The problem here is that unlike the other method (@sandbox), where the page author has control over what things are sandboxed and what are not - there is no such control when using a mimetype :(.   That means that a renegade server (or proxy or ...) could simply swap out mimetypes and block a users access to required content (exposed via plugins).

I don't consider that acceptable and would prefer to see it remain as it does, that plugins can also run in this mode _OR_ that all "sandboxable content" (scripts, etc.) also get turned off.  Be consistent.

Leonard

-----Original Message-----
From: public-html-request@w3.org [mailto:public-html-request@w3.org] On Behalf Of Maciej Stachowiak
Sent: Wednesday, January 20, 2010 3:15 AM
To: Adam Barth
Cc: Ian Hickson; public-html@w3.org
Subject: Re: Disallow plug-ins in text/html-sandboxed? (was: Re: text/sandboxed-html)

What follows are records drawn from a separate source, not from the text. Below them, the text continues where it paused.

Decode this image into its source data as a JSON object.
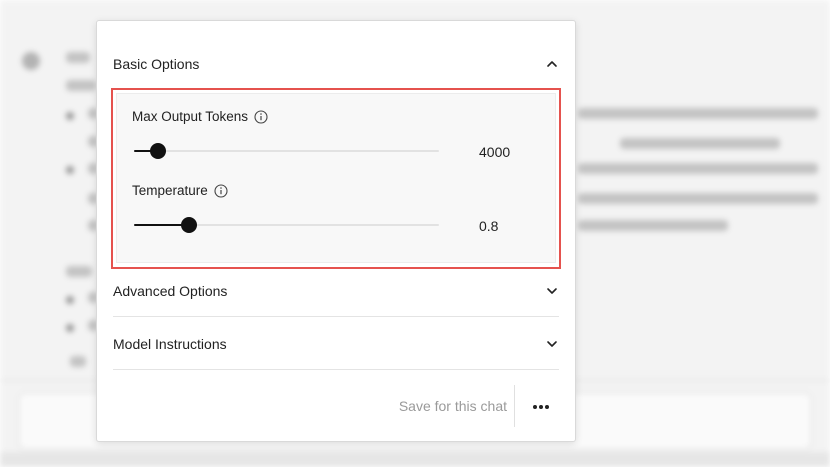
{
  "panel": {
    "basic_options": {
      "title": "Basic Options",
      "expanded": true,
      "max_output_tokens": {
        "label": "Max Output Tokens",
        "value": "4000",
        "slider_fraction": 0.08
      },
      "temperature": {
        "label": "Temperature",
        "value": "0.8",
        "slider_fraction": 0.18
      }
    },
    "advanced_options": {
      "title": "Advanced Options",
      "expanded": false
    },
    "model_instructions": {
      "title": "Model Instructions",
      "expanded": false
    },
    "footer": {
      "save_label": "Save for this chat",
      "more_icon": "more-horizontal-icon"
    }
  },
  "colors": {
    "highlight": "#e5524e",
    "slider_active": "#111111"
  }
}
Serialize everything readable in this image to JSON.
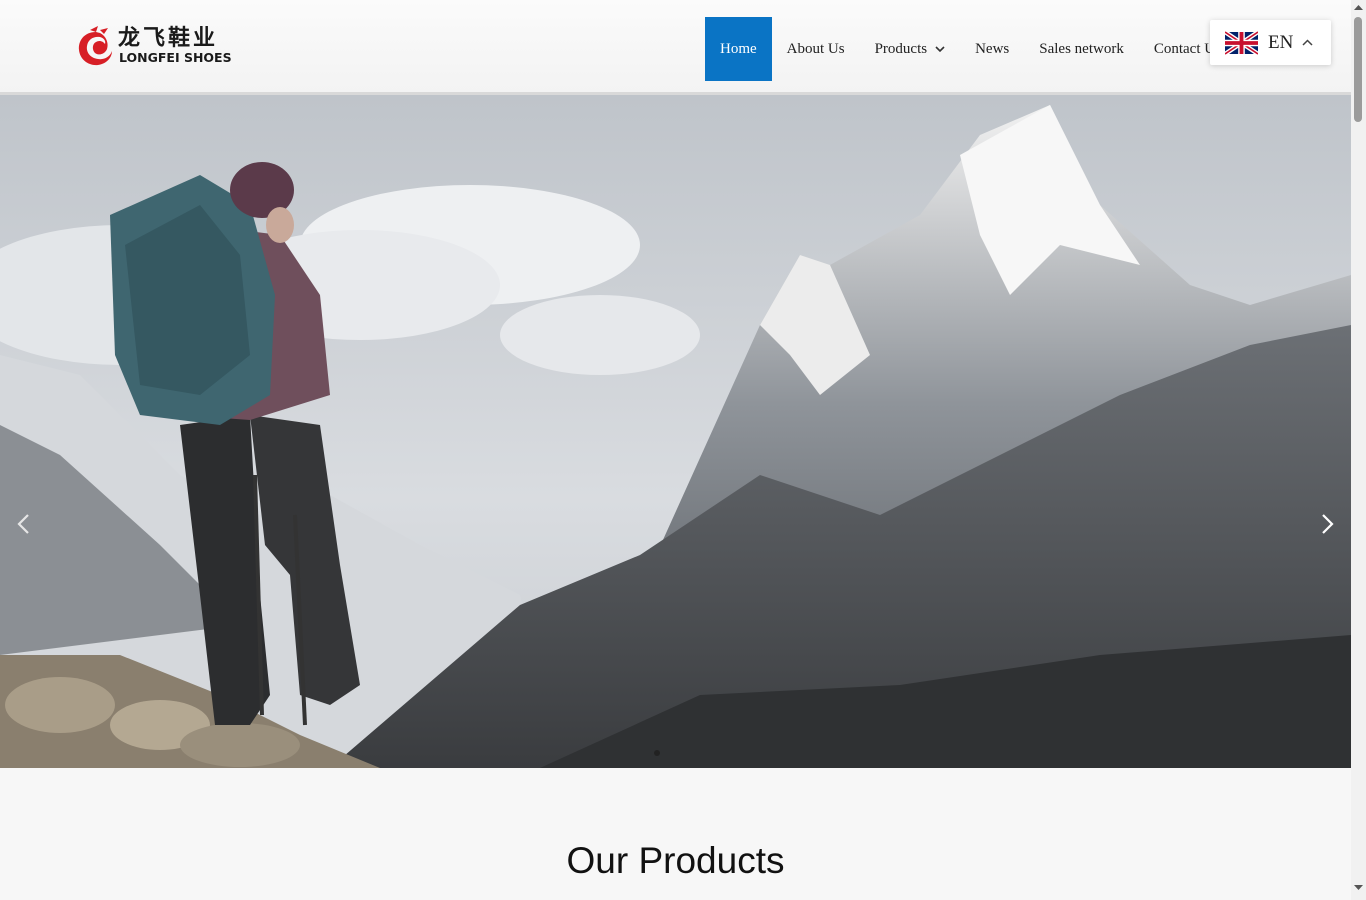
{
  "logo": {
    "text_cn": "龙飞鞋业",
    "text_en": "LONGFEI SHOES"
  },
  "nav": {
    "items": [
      {
        "label": "Home",
        "active": true
      },
      {
        "label": "About Us"
      },
      {
        "label": "Products",
        "has_dropdown": true
      },
      {
        "label": "News"
      },
      {
        "label": "Sales network"
      },
      {
        "label": "Contact Us"
      }
    ]
  },
  "language": {
    "code": "EN",
    "flag": "uk-flag-icon"
  },
  "hero": {
    "slide_count": 1,
    "current_slide": 1
  },
  "products": {
    "title": "Our Products"
  },
  "colors": {
    "accent": "#0a74c5",
    "logo_red": "#d71f26"
  }
}
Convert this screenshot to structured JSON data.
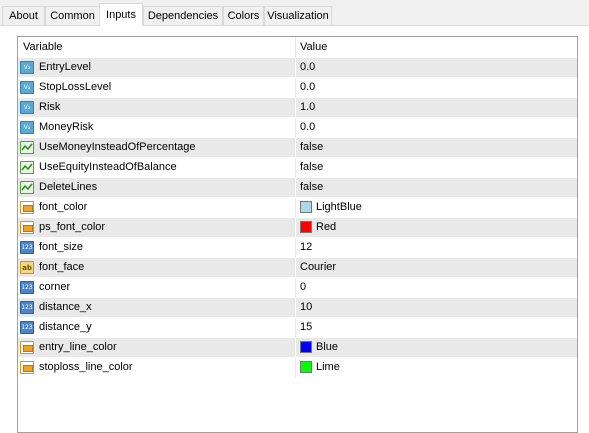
{
  "tabs": [
    {
      "label": "About"
    },
    {
      "label": "Common"
    },
    {
      "label": "Inputs"
    },
    {
      "label": "Dependencies"
    },
    {
      "label": "Colors"
    },
    {
      "label": "Visualization"
    }
  ],
  "active_tab": "Inputs",
  "table": {
    "columns": [
      "Variable",
      "Value"
    ],
    "rows": [
      {
        "icon": "double-variable-icon",
        "name": "EntryLevel",
        "value": "0.0"
      },
      {
        "icon": "double-variable-icon",
        "name": "StopLossLevel",
        "value": "0.0"
      },
      {
        "icon": "double-variable-icon",
        "name": "Risk",
        "value": "1.0"
      },
      {
        "icon": "double-variable-icon",
        "name": "MoneyRisk",
        "value": "0.0"
      },
      {
        "icon": "boolean-icon",
        "name": "UseMoneyInsteadOfPercentage",
        "value": "false"
      },
      {
        "icon": "boolean-icon",
        "name": "UseEquityInsteadOfBalance",
        "value": "false"
      },
      {
        "icon": "boolean-icon",
        "name": "DeleteLines",
        "value": "false"
      },
      {
        "icon": "color-icon",
        "name": "font_color",
        "value": "LightBlue",
        "swatch": "#add8e6"
      },
      {
        "icon": "color-icon",
        "name": "ps_font_color",
        "value": "Red",
        "swatch": "#ff0000"
      },
      {
        "icon": "integer-icon",
        "name": "font_size",
        "value": "12"
      },
      {
        "icon": "string-icon",
        "name": "font_face",
        "value": "Courier"
      },
      {
        "icon": "integer-icon",
        "name": "corner",
        "value": "0"
      },
      {
        "icon": "integer-icon",
        "name": "distance_x",
        "value": "10"
      },
      {
        "icon": "integer-icon",
        "name": "distance_y",
        "value": "15"
      },
      {
        "icon": "color-icon",
        "name": "entry_line_color",
        "value": "Blue",
        "swatch": "#0000ff"
      },
      {
        "icon": "color-icon",
        "name": "stoploss_line_color",
        "value": "Lime",
        "swatch": "#00ff00"
      }
    ]
  }
}
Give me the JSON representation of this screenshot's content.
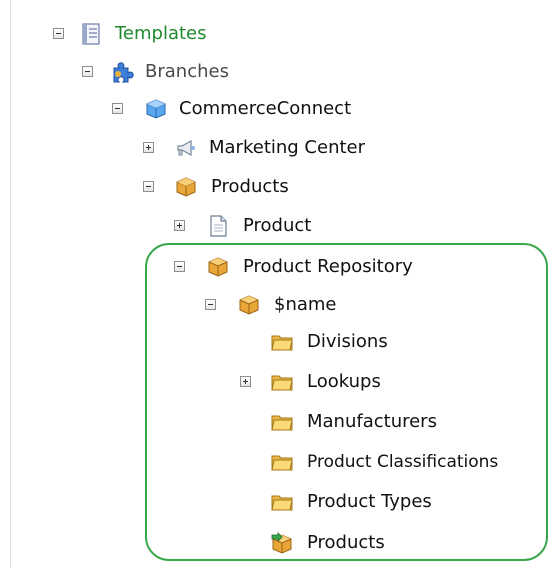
{
  "tree": {
    "templates": {
      "label": "Templates",
      "expanded": true
    },
    "branches": {
      "label": "Branches",
      "expanded": true
    },
    "commerce_connect": {
      "label": "CommerceConnect",
      "expanded": true
    },
    "marketing_center": {
      "label": "Marketing Center",
      "expanded": false
    },
    "products": {
      "label": "Products",
      "expanded": true
    },
    "product": {
      "label": "Product",
      "expanded": false
    },
    "product_repository": {
      "label": "Product Repository",
      "expanded": true
    },
    "name": {
      "label": "$name",
      "expanded": true
    },
    "divisions": {
      "label": "Divisions"
    },
    "lookups": {
      "label": "Lookups",
      "expanded": false
    },
    "manufacturers": {
      "label": "Manufacturers"
    },
    "product_classifications": {
      "label": "Product Classifications"
    },
    "product_types": {
      "label": "Product Types"
    },
    "products_child": {
      "label": "Products"
    }
  },
  "colors": {
    "templates_label": "#1f8a2e",
    "highlight": "#3aa84a"
  },
  "icons": {
    "templates": "template-document-icon",
    "branches": "branches-puzzle-icon",
    "commerce_connect": "blue-cube-icon",
    "marketing_center": "megaphone-icon",
    "products": "package-icon",
    "product": "page-icon",
    "product_repository": "package-icon",
    "name": "package-icon",
    "folder": "folder-icon",
    "products_child": "package-arrow-icon"
  }
}
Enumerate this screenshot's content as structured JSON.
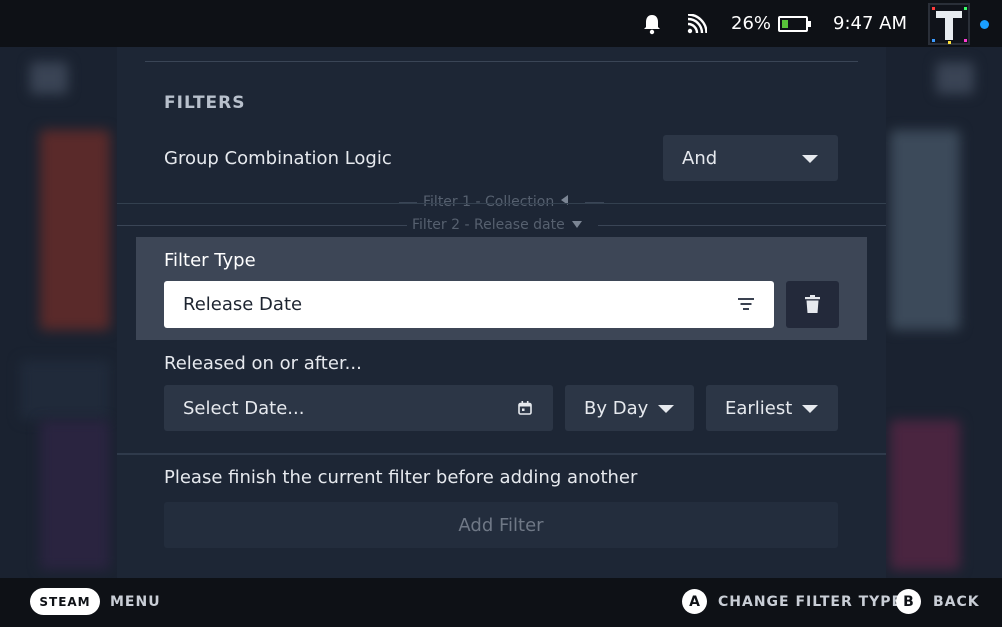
{
  "status_bar": {
    "battery_percent": "26%",
    "battery_level": 0.26,
    "time": "9:47 AM",
    "icons": [
      "bell-icon",
      "broadcast-icon",
      "battery-icon"
    ]
  },
  "filters": {
    "section_title": "FILTERS",
    "group_logic_label": "Group Combination Logic",
    "group_logic_value": "And",
    "filter1_label": "Filter 1 - Collection",
    "filter2_label": "Filter 2 - Release date",
    "filter_type_label": "Filter Type",
    "filter_type_value": "Release Date",
    "released_label": "Released on or after...",
    "date_placeholder": "Select Date...",
    "granularity_value": "By Day",
    "order_value": "Earliest",
    "hint": "Please finish the current filter before adding another",
    "add_filter_label": "Add Filter"
  },
  "bottom_bar": {
    "steam_label": "STEAM",
    "menu_label": "MENU",
    "a_button": "A",
    "a_label": "CHANGE FILTER TYPE",
    "b_button": "B",
    "b_label": "BACK"
  },
  "colors": {
    "accent": "#1a9fff",
    "panel": "#1d2635",
    "selected_row": "#3d4656",
    "battery_green": "#59c33a"
  }
}
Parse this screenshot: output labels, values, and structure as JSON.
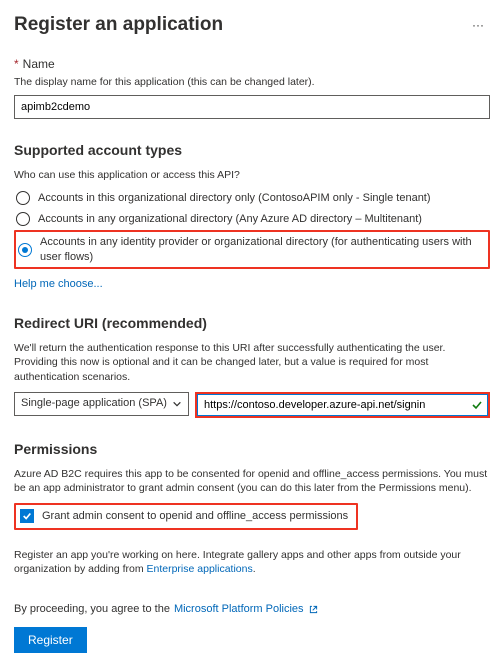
{
  "header": {
    "title": "Register an application",
    "more": "···"
  },
  "name": {
    "label": "Name",
    "hint": "The display name for this application (this can be changed later).",
    "value": "apimb2cdemo"
  },
  "accounts": {
    "heading": "Supported account types",
    "hint": "Who can use this application or access this API?",
    "options": [
      "Accounts in this organizational directory only (ContosoAPIM only - Single tenant)",
      "Accounts in any organizational directory (Any Azure AD directory – Multitenant)",
      "Accounts in any identity provider or organizational directory (for authenticating users with user flows)"
    ],
    "help": "Help me choose..."
  },
  "redirect": {
    "heading": "Redirect URI (recommended)",
    "hint": "We'll return the authentication response to this URI after successfully authenticating the user. Providing this now is optional and it can be changed later, but a value is required for most authentication scenarios.",
    "platform": "Single-page application (SPA)",
    "uri": "https://contoso.developer.azure-api.net/signin"
  },
  "permissions": {
    "heading": "Permissions",
    "hint": "Azure AD B2C requires this app to be consented for openid and offline_access permissions. You must be an app administrator to grant admin consent (you can do this later from the Permissions menu).",
    "checkbox": "Grant admin consent to openid and offline_access permissions"
  },
  "registerNote": {
    "prefix": "Register an app you're working on here. Integrate gallery apps and other apps from outside your organization by adding from ",
    "link": "Enterprise applications",
    "suffix": "."
  },
  "footer": {
    "prefix": "By proceeding, you agree to the ",
    "link": "Microsoft Platform Policies"
  },
  "button": "Register"
}
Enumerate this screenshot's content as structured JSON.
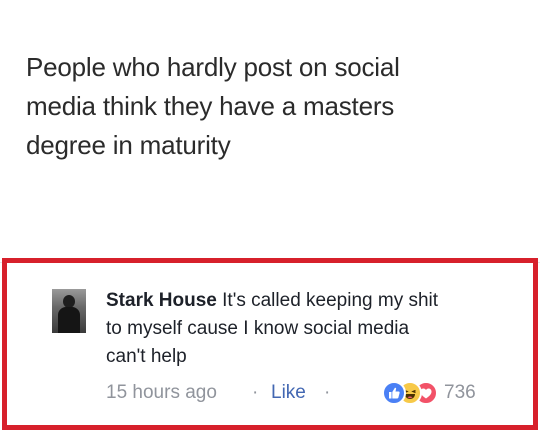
{
  "post": {
    "lines": [
      "People who hardly post on social",
      "media think they have a masters",
      "degree in maturity"
    ]
  },
  "comment": {
    "author": "Stark House",
    "text_line1": " It's called keeping my shit",
    "text_line2": "to myself cause I know social media",
    "text_line3": "can't help",
    "timestamp": "15 hours ago",
    "separator": "·",
    "like_label": "Like",
    "reactions": {
      "icons": [
        "like-icon",
        "haha-icon",
        "love-icon"
      ],
      "count": "736"
    }
  },
  "colors": {
    "highlight_border": "#d7202b",
    "link": "#4267b2",
    "meta_text": "#90949c",
    "like_reaction": "#4a80f5",
    "haha_reaction": "#f7c948",
    "love_reaction": "#f25268"
  }
}
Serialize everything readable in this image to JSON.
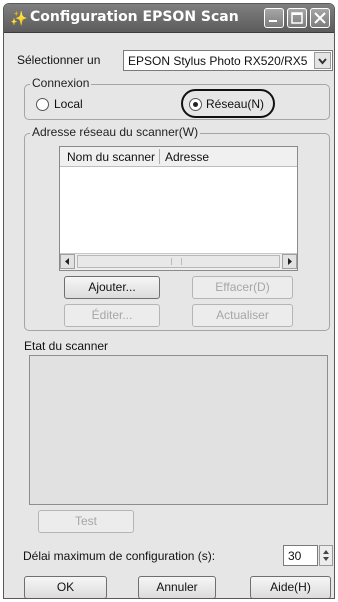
{
  "window": {
    "title": "Configuration EPSON Scan"
  },
  "scanner_select": {
    "label": "Sélectionner un",
    "value": "EPSON Stylus Photo RX520/RX5"
  },
  "connection": {
    "group_label": "Connexion",
    "local_label": "Local",
    "network_label": "Réseau(N)",
    "selected": "network"
  },
  "network_address": {
    "group_label": "Adresse réseau du scanner(W)",
    "columns": [
      "Nom du scanner",
      "Adresse"
    ],
    "rows": [],
    "add_label": "Ajouter...",
    "delete_label": "Effacer(D)",
    "edit_label": "Éditer...",
    "refresh_label": "Actualiser"
  },
  "scanner_status": {
    "label": "Etat du scanner",
    "text": ""
  },
  "test_label": "Test",
  "timeout": {
    "label": "Délai maximum de configuration (s):",
    "value": "30"
  },
  "footer": {
    "ok_label": "OK",
    "cancel_label": "Annuler",
    "help_label": "Aide(H)"
  }
}
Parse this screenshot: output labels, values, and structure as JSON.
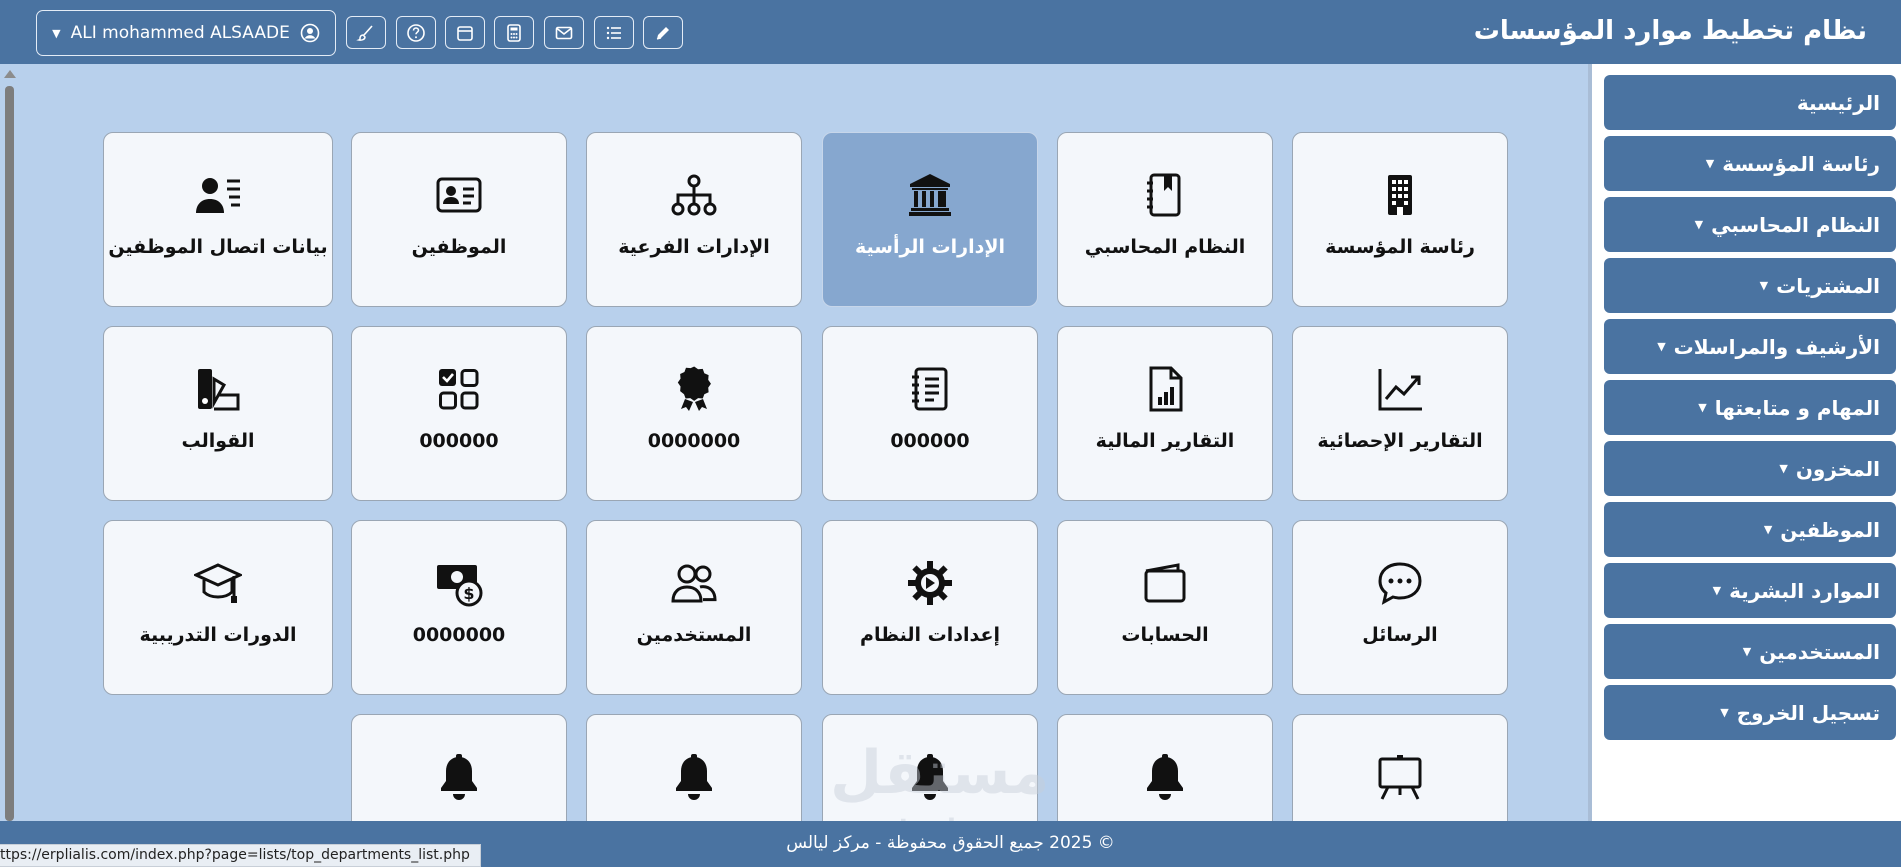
{
  "header": {
    "title": "نظام تخطيط موارد المؤسسات",
    "user_name": "ALI mohammed ALSAADE",
    "toolbar_icons": [
      "pencil-icon",
      "list-icon",
      "envelope-icon",
      "calculator-icon",
      "calendar-icon",
      "help-icon",
      "brush-icon"
    ]
  },
  "tiles": [
    {
      "label": "رئاسة المؤسسة",
      "icon": "building-icon"
    },
    {
      "label": "النظام المحاسبي",
      "icon": "ledger-book-icon"
    },
    {
      "label": "الإدارات الرأسية",
      "icon": "institution-icon",
      "active": true
    },
    {
      "label": "الإدارات الفرعية",
      "icon": "org-chart-icon"
    },
    {
      "label": "الموظفين",
      "icon": "id-card-icon"
    },
    {
      "label": "بيانات اتصال الموظفين",
      "icon": "contact-list-icon"
    },
    {
      "label": "التقارير الإحصائية",
      "icon": "line-chart-icon"
    },
    {
      "label": "التقارير المالية",
      "icon": "report-file-icon"
    },
    {
      "label": "000000",
      "icon": "notebook-icon"
    },
    {
      "label": "0000000",
      "icon": "award-badge-icon"
    },
    {
      "label": "000000",
      "icon": "checkbox-grid-icon"
    },
    {
      "label": "القوالب",
      "icon": "swatches-icon"
    },
    {
      "label": "الرسائل",
      "icon": "chat-bubble-icon"
    },
    {
      "label": "الحسابات",
      "icon": "wallet-icon"
    },
    {
      "label": "إعدادات النظام",
      "icon": "gear-icon"
    },
    {
      "label": "المستخدمين",
      "icon": "users-icon"
    },
    {
      "label": "0000000",
      "icon": "cash-icon"
    },
    {
      "label": "الدورات التدريبية",
      "icon": "graduation-cap-icon"
    },
    {
      "label": "",
      "icon": "easel-board-icon"
    },
    {
      "label": "",
      "icon": "bell-icon"
    },
    {
      "label": "",
      "icon": "bell-icon"
    },
    {
      "label": "",
      "icon": "bell-icon"
    },
    {
      "label": "",
      "icon": "bell-icon"
    }
  ],
  "sidebar": {
    "items": [
      {
        "label": "الرئيسية",
        "has_caret": false
      },
      {
        "label": "رئاسة المؤسسة",
        "has_caret": true
      },
      {
        "label": "النظام المحاسبي",
        "has_caret": true
      },
      {
        "label": "المشتريات",
        "has_caret": true
      },
      {
        "label": "الأرشيف والمراسلات",
        "has_caret": true
      },
      {
        "label": "المهام و متابعتها",
        "has_caret": true
      },
      {
        "label": "المخزون",
        "has_caret": true
      },
      {
        "label": "الموظفين",
        "has_caret": true
      },
      {
        "label": "الموارد البشرية",
        "has_caret": true
      },
      {
        "label": "المستخدمين",
        "has_caret": true
      },
      {
        "label": "تسجيل الخروج",
        "has_caret": true
      }
    ]
  },
  "footer": {
    "copyright": "© 2025 جميع الحقوق محفوظة - مركز ليالس",
    "status_url": "ttps://erplialis.com/index.php?page=lists/top_departments_list.php"
  },
  "watermark": {
    "text": "مستقل",
    "subtext": "mostaql.com"
  },
  "colors": {
    "primary": "#4a73a1",
    "background": "#b8d0ec",
    "tile": "#f4f7fb",
    "tile_active": "#86a7cf"
  }
}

On Jan 19, 2010, at 5:52 PM, Adam Barth wrote:

> 
> Consider the case of Google Gears.  Gears provides access to databases
> based on the origin of the embedding page.  Unfortunately, Gears
> doesn't understand text/html-sandboxed and so would grant the
> sandboxed content access to the origin's databases.

It seems like, in this case, if plugins are blocked, then you can't use a redirect to circumvent the protection. Likewise if Flash has similar vulnerabilities (I suspect it does).